Slavery in America could have been independent of racism. It wasn't. From the beginning of the 18th century onward, there was a presumption in the slave colonies that if you were black, you were a slave. The burden of proof was on the free black to prove that he was free. Loss of your manumission papers often meant being sold into slavery.



I will make Roberts a deal: let him sign over his rights in order to experience being a field hand on a Louisiana sugar plantation, or an Alabama cotton plantation, for a week. During that time, we will sell his wife and children to another plantation 300 miles away, or perhaps we'll do another fairly common practice: direct his wife to have sex with the chief breeding slave, the one that the master thinks will produce better products for sale. (After all, being smart isn't a premium when breeding livestock, and masters were often no more considerate concerning slaves.) When Roberts protests, we'll give him 30 lashes, until the blood is pouring down his back. If he is still giving the master lip, we'll punch a hole through his tongue (although this will make him very fashionable on campus).
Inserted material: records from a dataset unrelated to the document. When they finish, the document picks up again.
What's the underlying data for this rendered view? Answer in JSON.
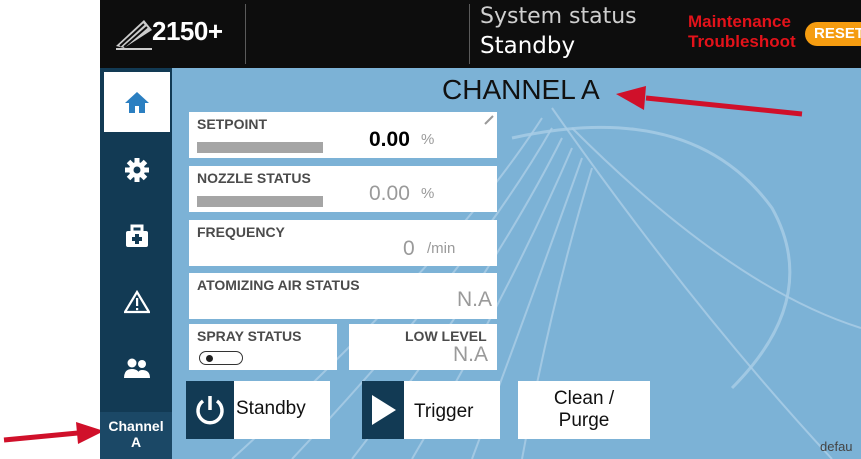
{
  "header": {
    "model": "2150+",
    "system_status_label": "System status",
    "system_status_value": "Standby",
    "alarms": [
      "Maintenance",
      "Troubleshoot"
    ],
    "reset_label": "RESET"
  },
  "sidebar": {
    "items": [
      {
        "icon": "home-icon",
        "active": true
      },
      {
        "icon": "gear-icon",
        "active": false
      },
      {
        "icon": "toolbox-icon",
        "active": false
      },
      {
        "icon": "warning-icon",
        "active": false
      },
      {
        "icon": "users-icon",
        "active": false
      }
    ],
    "channel_tab": {
      "line1": "Channel",
      "line2": "A"
    }
  },
  "main": {
    "title": "CHANNEL A",
    "setpoint": {
      "label": "SETPOINT",
      "value": "0.00",
      "unit": "%"
    },
    "nozzle_status": {
      "label": "NOZZLE STATUS",
      "value": "0.00",
      "unit": "%"
    },
    "frequency": {
      "label": "FREQUENCY",
      "value": "0",
      "unit": "/min"
    },
    "atomizing_air": {
      "label": "ATOMIZING AIR STATUS",
      "value": "N.A"
    },
    "spray_status": {
      "label": "SPRAY STATUS"
    },
    "low_level": {
      "label": "LOW LEVEL",
      "value": "N.A"
    },
    "buttons": {
      "standby": "Standby",
      "trigger": "Trigger",
      "clean_line1": "Clean /",
      "clean_line2": "Purge"
    },
    "footer_text": "defau"
  },
  "colors": {
    "header_bg": "#0d0d0d",
    "sidebar_bg": "#123a54",
    "main_bg": "#7cb2d6",
    "alarm_red": "#e3121a",
    "reset_orange": "#f59c10",
    "annotation_arrow": "#d0102a"
  }
}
Oh yes, let me mention, only one slave state made it a crime for a master to rape his slaves, and that was Mississippi. If the slave was under 12. And even that law didn't get passed until 1859.



Roberts can then decide which he would prefer: that or the slavery of being in one of the higher marginal tax brackets (an experience that I have had, and that I did not enjoy).



There might be some way for Roberts to make the point he is trying to make--that we are enslaved by the IRS. But perhaps having stumbled badly on this, he can compare our tax system to the Holocaust.



If you want to know more, read my book Black Demographic Data, 1790-1860: A Sourcebook (Greenwood Press, 1997).



UPDATE: A reader tells me that the 1859 Mississippi slave rape law only applied to blacks--that white masters were still free to rape their slaves. I am relying on an account in Deborah Gray White's Ar'n't I a Woman?. I have no reason to trust one account over the other. My goal here is to make sure that you are aware that there is some dispute about this--although neither version says anything good about the slave states:
The case is George (a Slave) v. State, 37 Miss. 316 (1859). There is a note at the end of the case that states the legislature, in 1860, had changed the law to make rape or sexual assault by a "negro or mulatto on a female negro or mulatto, under twelve years of age" punishable by death or whipping. There appears to have already been a law on the books making it illegal to rape or assault a child under ten but regular statutary laws would not have applied to a slave child, even in the case of protecting her. A case cited within George, Minor v State, is very informative on this. I think Adrienne Davis has discussed this case in some of her legal scholarship.